Taking all of these factors into account, the court finds that a civil penalty that is sufficient but not greater than necessary to effectuate the goals of the CWA and to adequately punish the counterclaim defendants for their violations and deter future violators is one that exceeds the economic benefit the counterclaim defendants are deemed to have received from the violation, and fixes the civil penalty at $100,000.
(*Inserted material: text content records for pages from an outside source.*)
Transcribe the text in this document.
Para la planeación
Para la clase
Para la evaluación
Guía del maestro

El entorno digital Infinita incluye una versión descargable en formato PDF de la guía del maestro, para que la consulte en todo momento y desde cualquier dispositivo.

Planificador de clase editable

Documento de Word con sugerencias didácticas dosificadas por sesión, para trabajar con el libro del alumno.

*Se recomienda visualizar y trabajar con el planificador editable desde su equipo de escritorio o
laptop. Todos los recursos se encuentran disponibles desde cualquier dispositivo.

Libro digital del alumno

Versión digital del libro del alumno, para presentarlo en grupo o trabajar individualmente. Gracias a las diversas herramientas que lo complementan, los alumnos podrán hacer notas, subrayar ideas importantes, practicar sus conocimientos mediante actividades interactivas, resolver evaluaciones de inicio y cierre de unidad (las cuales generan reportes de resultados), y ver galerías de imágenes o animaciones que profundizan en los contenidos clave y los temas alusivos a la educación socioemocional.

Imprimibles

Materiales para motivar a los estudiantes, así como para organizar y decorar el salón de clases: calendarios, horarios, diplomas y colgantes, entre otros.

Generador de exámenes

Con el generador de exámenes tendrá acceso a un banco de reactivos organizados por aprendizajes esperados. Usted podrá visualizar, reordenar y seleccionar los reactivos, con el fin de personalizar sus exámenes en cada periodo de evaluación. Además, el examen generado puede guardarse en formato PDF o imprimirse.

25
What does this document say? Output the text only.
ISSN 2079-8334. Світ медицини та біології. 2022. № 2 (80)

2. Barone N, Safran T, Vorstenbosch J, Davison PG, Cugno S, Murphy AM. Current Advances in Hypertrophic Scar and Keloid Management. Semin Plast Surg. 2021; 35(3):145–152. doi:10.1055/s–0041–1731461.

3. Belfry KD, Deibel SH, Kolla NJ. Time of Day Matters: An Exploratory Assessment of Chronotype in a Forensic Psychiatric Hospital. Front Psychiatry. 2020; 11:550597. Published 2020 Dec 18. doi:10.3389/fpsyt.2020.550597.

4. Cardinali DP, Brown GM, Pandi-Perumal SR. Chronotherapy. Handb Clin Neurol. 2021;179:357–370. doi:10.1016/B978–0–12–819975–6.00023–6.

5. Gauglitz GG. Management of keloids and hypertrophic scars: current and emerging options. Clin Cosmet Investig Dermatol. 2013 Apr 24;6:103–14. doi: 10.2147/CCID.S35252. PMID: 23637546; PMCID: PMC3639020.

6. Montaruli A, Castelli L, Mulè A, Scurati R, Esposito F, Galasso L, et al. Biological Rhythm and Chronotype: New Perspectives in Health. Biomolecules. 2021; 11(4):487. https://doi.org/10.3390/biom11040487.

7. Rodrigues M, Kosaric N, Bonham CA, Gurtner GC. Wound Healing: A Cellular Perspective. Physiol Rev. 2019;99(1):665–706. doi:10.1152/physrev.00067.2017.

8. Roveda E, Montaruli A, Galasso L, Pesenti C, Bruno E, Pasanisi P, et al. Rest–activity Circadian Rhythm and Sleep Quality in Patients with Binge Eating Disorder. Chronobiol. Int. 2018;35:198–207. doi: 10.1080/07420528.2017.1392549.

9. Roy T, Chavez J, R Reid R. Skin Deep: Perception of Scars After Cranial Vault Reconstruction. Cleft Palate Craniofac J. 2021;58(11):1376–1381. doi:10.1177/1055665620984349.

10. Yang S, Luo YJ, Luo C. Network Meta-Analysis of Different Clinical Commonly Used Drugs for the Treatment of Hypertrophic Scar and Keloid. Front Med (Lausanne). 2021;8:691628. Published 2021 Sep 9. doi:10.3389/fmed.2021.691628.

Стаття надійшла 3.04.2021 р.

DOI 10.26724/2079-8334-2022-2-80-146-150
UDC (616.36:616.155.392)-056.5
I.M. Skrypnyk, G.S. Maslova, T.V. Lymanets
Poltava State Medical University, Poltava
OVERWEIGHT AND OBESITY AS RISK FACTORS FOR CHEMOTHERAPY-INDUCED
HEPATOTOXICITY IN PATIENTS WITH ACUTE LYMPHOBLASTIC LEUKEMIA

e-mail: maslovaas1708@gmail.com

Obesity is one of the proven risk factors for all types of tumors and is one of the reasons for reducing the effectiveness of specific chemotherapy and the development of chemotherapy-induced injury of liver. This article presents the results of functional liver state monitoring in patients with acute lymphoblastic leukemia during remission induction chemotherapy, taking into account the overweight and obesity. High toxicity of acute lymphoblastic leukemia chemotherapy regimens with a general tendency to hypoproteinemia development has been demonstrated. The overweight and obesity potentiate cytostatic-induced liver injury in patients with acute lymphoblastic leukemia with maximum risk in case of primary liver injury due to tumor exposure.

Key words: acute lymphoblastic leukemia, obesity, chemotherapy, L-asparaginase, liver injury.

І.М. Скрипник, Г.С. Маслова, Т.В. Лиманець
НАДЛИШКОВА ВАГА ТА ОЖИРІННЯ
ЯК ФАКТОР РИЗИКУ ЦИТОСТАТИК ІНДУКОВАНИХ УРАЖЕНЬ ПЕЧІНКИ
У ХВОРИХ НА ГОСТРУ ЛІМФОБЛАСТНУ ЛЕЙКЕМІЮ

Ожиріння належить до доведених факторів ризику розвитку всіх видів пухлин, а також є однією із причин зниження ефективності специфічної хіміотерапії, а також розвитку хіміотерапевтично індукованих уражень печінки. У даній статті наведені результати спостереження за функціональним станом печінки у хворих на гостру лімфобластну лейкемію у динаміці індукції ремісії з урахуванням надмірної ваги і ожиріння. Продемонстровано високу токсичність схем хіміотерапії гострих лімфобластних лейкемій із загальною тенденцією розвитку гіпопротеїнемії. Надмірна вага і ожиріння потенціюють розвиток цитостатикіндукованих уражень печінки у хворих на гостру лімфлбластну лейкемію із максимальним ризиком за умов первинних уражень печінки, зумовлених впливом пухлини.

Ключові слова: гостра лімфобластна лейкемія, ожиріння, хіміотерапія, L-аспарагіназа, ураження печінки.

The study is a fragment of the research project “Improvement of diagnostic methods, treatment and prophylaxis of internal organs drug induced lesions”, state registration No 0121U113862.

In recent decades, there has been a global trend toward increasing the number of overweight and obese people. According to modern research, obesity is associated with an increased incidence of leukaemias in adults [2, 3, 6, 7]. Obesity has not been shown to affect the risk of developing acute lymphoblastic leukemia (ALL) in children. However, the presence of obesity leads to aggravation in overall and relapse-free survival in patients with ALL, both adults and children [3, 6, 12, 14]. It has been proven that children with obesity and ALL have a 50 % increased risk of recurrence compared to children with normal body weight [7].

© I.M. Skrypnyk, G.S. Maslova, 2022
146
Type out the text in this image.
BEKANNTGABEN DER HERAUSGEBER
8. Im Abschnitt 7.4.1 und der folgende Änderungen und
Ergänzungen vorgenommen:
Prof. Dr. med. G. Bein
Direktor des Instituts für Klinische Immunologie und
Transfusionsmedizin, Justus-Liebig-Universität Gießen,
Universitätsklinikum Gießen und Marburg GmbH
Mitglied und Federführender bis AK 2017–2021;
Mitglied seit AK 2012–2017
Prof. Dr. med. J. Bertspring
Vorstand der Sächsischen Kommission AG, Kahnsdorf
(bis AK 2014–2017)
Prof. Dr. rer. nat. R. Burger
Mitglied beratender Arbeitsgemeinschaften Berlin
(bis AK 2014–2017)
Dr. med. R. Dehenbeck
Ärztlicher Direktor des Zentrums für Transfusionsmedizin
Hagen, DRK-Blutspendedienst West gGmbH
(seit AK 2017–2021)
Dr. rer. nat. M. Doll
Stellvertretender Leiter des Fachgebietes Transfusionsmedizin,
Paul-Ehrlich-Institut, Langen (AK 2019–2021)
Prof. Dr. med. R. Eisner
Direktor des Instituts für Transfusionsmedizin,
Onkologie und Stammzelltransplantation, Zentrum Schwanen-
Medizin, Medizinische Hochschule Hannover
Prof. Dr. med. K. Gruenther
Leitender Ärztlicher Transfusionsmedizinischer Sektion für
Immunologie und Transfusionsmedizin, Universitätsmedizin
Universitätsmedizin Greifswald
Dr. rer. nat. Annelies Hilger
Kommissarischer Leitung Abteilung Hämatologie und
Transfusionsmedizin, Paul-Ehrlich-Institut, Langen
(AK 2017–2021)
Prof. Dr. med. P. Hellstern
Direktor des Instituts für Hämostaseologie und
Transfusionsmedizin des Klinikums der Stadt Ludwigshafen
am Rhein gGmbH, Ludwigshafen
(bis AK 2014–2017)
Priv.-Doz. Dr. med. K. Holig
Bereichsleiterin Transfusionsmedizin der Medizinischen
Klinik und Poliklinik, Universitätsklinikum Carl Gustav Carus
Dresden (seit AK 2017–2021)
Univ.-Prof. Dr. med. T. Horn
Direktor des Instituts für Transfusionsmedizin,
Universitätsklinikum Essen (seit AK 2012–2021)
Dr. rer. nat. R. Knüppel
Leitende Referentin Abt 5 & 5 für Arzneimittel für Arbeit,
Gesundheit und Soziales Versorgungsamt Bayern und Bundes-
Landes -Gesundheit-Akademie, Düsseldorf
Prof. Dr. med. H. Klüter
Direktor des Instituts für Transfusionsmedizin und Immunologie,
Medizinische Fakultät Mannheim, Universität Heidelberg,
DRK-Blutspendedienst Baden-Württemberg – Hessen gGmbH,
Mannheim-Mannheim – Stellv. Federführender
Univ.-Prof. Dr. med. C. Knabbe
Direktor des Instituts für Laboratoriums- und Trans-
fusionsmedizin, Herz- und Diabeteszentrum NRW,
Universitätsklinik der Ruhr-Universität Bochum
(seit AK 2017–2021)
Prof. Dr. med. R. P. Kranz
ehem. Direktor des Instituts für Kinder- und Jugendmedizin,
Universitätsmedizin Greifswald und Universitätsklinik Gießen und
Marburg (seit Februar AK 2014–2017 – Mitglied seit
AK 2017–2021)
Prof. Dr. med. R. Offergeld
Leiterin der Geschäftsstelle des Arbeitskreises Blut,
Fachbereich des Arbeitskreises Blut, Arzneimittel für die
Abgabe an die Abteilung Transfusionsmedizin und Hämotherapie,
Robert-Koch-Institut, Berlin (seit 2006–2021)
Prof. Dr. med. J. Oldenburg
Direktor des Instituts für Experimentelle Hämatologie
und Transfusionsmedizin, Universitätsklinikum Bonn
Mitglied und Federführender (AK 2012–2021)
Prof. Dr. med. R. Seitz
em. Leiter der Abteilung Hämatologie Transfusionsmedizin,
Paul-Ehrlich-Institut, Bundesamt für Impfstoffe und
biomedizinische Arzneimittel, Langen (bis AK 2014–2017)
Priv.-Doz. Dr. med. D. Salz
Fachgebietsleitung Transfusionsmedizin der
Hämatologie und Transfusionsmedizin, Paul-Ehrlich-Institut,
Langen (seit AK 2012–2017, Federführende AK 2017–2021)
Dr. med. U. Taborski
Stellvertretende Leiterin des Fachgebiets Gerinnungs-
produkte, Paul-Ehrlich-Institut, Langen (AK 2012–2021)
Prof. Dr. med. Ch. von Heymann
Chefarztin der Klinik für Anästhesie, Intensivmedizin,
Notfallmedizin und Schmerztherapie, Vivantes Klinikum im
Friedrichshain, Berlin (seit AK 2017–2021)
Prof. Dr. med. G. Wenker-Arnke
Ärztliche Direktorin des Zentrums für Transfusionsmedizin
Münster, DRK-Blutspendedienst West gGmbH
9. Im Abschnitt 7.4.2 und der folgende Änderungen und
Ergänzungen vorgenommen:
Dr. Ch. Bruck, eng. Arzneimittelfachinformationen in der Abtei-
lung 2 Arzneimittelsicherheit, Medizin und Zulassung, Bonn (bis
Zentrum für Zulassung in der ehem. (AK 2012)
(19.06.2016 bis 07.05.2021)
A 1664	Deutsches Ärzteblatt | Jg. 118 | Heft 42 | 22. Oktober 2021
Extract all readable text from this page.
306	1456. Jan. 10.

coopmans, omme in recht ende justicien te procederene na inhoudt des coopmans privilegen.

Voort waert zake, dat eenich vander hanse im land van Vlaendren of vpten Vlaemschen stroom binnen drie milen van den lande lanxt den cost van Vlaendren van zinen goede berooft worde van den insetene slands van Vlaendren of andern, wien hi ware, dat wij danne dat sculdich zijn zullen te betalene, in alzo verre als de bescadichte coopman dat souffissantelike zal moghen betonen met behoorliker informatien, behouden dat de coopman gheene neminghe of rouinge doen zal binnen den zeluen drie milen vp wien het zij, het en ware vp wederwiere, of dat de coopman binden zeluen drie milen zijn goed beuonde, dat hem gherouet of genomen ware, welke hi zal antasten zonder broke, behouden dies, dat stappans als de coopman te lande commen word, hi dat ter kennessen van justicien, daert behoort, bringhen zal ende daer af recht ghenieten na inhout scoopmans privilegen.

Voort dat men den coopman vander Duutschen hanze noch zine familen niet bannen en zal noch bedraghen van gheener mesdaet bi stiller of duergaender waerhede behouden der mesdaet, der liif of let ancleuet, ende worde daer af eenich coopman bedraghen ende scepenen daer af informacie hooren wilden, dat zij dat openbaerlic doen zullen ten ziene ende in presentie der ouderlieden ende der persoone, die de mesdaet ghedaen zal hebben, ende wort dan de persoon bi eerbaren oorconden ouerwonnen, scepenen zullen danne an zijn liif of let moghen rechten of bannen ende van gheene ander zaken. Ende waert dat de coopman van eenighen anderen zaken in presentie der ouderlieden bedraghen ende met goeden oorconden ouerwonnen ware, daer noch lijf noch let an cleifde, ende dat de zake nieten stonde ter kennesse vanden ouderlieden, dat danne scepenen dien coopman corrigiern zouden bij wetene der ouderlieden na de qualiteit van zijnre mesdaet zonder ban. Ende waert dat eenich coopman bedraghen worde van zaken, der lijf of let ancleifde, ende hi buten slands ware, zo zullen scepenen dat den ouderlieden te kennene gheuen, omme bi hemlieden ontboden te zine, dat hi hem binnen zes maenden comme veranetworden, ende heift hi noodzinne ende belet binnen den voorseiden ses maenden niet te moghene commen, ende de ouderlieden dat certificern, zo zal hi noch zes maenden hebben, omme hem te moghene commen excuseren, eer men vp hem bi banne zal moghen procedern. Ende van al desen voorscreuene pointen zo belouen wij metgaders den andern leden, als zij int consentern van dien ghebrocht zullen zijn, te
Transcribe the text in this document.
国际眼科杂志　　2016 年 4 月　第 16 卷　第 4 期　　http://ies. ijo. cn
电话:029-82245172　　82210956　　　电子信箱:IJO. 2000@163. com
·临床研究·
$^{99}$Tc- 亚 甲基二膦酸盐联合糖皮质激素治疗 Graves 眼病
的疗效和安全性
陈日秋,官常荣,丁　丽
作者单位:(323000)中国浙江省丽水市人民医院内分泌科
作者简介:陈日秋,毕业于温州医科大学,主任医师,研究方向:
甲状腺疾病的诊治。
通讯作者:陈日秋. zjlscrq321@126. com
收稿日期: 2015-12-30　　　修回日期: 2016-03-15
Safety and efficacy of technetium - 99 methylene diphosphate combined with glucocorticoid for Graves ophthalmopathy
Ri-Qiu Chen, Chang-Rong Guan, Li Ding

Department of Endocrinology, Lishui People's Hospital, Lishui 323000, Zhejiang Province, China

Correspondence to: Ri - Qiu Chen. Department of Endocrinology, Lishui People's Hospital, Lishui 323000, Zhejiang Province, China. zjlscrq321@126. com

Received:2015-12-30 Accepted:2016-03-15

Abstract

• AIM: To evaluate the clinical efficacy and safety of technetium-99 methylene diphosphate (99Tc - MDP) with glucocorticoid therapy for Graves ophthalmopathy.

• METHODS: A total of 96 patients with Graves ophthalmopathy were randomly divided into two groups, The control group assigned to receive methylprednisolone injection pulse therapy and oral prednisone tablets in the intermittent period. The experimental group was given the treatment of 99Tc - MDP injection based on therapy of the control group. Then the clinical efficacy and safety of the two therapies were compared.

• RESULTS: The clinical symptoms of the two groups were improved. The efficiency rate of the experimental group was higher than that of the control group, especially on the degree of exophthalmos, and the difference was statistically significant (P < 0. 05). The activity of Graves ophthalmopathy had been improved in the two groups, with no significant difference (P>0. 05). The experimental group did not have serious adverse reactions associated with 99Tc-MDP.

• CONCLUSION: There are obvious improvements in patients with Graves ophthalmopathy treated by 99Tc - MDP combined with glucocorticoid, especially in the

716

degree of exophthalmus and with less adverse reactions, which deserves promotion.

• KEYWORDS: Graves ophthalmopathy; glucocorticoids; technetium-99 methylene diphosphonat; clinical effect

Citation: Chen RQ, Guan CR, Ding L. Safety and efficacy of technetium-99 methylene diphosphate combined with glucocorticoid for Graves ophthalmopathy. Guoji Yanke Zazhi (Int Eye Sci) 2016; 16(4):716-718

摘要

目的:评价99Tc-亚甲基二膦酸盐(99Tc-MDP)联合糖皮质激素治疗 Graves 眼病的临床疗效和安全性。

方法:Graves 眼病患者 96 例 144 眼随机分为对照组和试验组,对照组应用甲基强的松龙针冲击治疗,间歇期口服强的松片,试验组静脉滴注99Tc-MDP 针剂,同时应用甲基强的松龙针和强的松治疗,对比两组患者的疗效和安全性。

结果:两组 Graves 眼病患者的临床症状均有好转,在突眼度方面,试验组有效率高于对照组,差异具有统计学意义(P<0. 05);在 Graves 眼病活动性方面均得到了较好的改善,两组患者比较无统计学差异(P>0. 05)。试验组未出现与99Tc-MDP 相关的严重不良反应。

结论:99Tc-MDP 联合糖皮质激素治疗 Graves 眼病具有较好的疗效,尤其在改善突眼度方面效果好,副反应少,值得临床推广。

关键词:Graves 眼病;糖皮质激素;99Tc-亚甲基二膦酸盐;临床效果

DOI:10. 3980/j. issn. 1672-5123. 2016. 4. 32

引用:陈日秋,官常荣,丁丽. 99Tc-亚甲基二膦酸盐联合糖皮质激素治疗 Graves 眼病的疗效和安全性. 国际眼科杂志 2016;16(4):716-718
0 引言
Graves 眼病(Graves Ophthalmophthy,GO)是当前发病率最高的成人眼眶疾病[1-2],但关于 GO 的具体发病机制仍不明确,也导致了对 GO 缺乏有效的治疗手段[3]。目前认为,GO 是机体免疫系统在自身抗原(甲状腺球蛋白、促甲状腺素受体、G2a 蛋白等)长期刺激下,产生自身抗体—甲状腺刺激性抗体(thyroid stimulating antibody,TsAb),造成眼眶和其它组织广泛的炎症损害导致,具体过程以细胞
Accordingly, based on the foregoing discussion, it is ORDERED that, within 120 days of the date of this order, the counterclaim defendants submit to the EPA an evaluation, performed in conformity with the West Virginia Stream and Wetland Valuation Metric, of the number of credits necessary to compensate for impacts to waters of the United States resulting from the loss of the stream segments that this court in its Memorandum Opinion and Order and Findings of Fact and Conclusions of Law found that counterclaim defendants filled in violation of the Clean Water Act. The EPA shall thereafter promptly notify the counterclaim defendants and the court whether it agrees that the West Virginia Stream Wetland and Valuation Metric has been correctly calculated. Upon receiving such notification that the EPA agrees with the calculation, the counterclaim defendants shall, within 90 days therefrom, purchase those credits from a stream mitigation bank pursuant to the procedures set out in 40 C.F.R. § 230.90-98, unless within 30 days after receipt of the EPA's agreement with the calculation, the counterclaim defendants file a motion seeking review thereof. Alternatively, if the EPA does not agree with the calculation and the parties are unable to resolve the issue by agreement within 60 days after the EPA's rejection, the counterclaim defendants shall within another 30 days file a motion seeking review thereof.
Once the court has been notified that the credits have been purchased or has ruled on a review thereof as the case may be, a final judgment order carrying into effect the foregoing will be entered.
If, within the initial 120-day period noted on page 11, the counterclaim defendants fail to submit to the EPA the evaluation described above, any party to this action may seek entry of a final judgment order herein.
The Clerk is directed to transmit copies of this order to counsel of record and any unrepresented parties.